Watch A GE Engineer Chat With A Robotic Power Plant

We are entering the era of talking machines—and it’s about more than just asking Amazon’s Alexa to turn down the music. General Electric has built a digital assistant into its cloud service for managing power plants, jet engines, locomotives, and the other heavy equipment it builds. Over the internet, an engineer can ask a machine—even one hundreds of miles away—how it’s doing and what it needs. Fast Company got an exclusive demonstration of the technology before its debut at GE’s Minds + Machines conference in San Francisco.

Voice controls are built on top of GE’s Digital Twin program, which uses sensor readings from machinery to create virtual models in cyberspace. “That model is constantly getting a stream of data, both operational and environmental,” says Colin Parris, VP at GE Software Research. “So it’s adapting itself to that type of data.” The machines live virtual lives online, allowing engineers to see how efficiently each is running and if they are wearing down.
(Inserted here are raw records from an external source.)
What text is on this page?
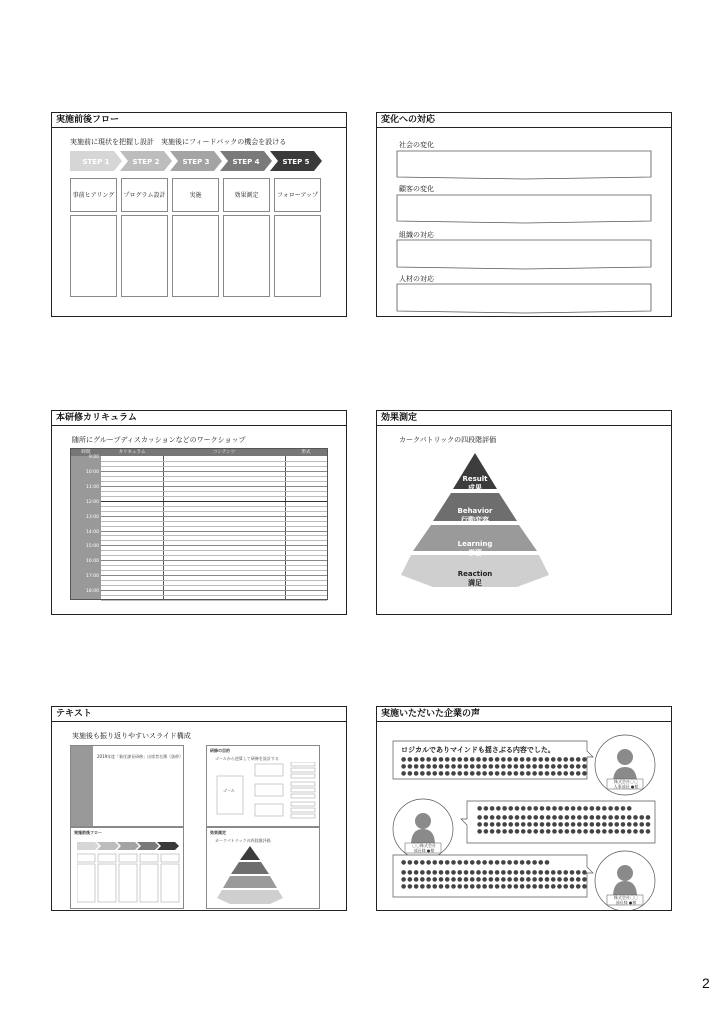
実施前後フロー
実施前に現状を把握し設計　実施後にフィードバックの機会を設ける
STEP 1	STEP 2	STEP 3	STEP 4	STEP 5
事前ヒアリング	プログラム設計	実施	効果測定	フォローアップ
変化への対応
社会の変化
顧客の変化
組織の対応
人材の対応
本研修カリキュラム
随所にグループディスカッションなどのワークショップ
時間	カリキュラム	コンテンツ	形式
9:00
10:00
11:00
12:00
13:00
14:00
15:00
16:00
17:00
18:00
効果測定
カークパトリックの四段階評価
Result
成果
Behavior
行動変容
Learning
学習
Reaction
満足
テキスト
実施後も振り返りやすいスライド構成
2019年度「新任課長研修」出席者名簿（抜粋）
研修の目的
ゴールから逆算して研修を設計する
ゴール
実施前後フロー	効果測定
カークパトリックの四段階評価
実施いただいた企業の声
ロジカルでありマインドも揺さぶる内容でした。
●●●●●●●●●●●●●●●●●●●●●●●●●●●●●●
●●●●●●●●●●●●●●●●●●●●●●●●●●●●●●
●●●●●●●●●●●●●●●●●●●●●●●●●●●●●●
●●●●●●●●●●●●●●●●●●●●●●●●●
●●●●●●●●●●●●●●●●●●●●●●●●●●●●
●●●●●●●●●●●●●●●●●●●●●●●●●●●●
●●●●●●●●●●●●●●●●●●●●●●●●●●●●
●●●●●●●●●●●●●●●●●●●●●●●●
●●●●●●●●●●●●●●●●●●●●●●●●●●●●●●
●●●●●●●●●●●●●●●●●●●●●●●●●●●●●●
●●●●●●●●●●●●●●●●●●●●●●●●●●●●●●
株式会社〇〇
人事部長 ●様
〇〇株式会社
部長様 ●様
株式会社〇〇
部長様 ●様
2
GE partnered with Microsoft on the interface, using the Bing Speech API (the same tech powering the Cortana digital assistant), with special training on key terms like “rotor.” The twin had little trouble understanding the Mandarin Chinese accent of Bo Yu, one of the researchers who built the system; nor did it stumble on Parris’s Trinidad accent. Digital Twin will also work with Microsoft’s HoloLens mixed reality goggles, allowing someone to step into a 3D image of the equipment.

Virtual Comparisons

It’s possible to compare virtual machines. Suppose one diesel or jet engine is running more efficiently than others. Its digital twin might reveal what adjustments, such as fuel mixture, the others can take advantage of, says Parris. Engineers can even run simulations of, say, what might happen to a gas or steam turbine in a fossil fuel plant if it runs months or years at particular speeds and schedules.

Modeling is important as more alternative energy comes online. “When there is a lot of wind, you don’t need a steam turbine,” says Parris. “When there’s a little bit of wind, [turbine use] goes back up.” Turning turbines on and off frequently and changing speeds put a lot more strain on the parts. “So now it’s breaking at four times the rate it would normally break, and it’s losing a significant amount of remaining life,” says Parris.

The turbine’s digital twin explains how it came up with its maintenance advice.

The problem feels more compelling when the machine itself tells you. “Damage rate has increased by four times in the last six months,” says a real turbine, running in Southern California, about the state of its rotor. “If this continues, I will lose 69.9% of my useful life.” My gosh, the machine is dying!

The twin also suggests how to fix the problem, by adjusting speeds manually or installing an app that makes changes automatically. The twin came up with recommendations by running 58,965 simulations based on 15 years of data from 125 of the same model turbine. Fortunately, this talking machine is good at making a long story short.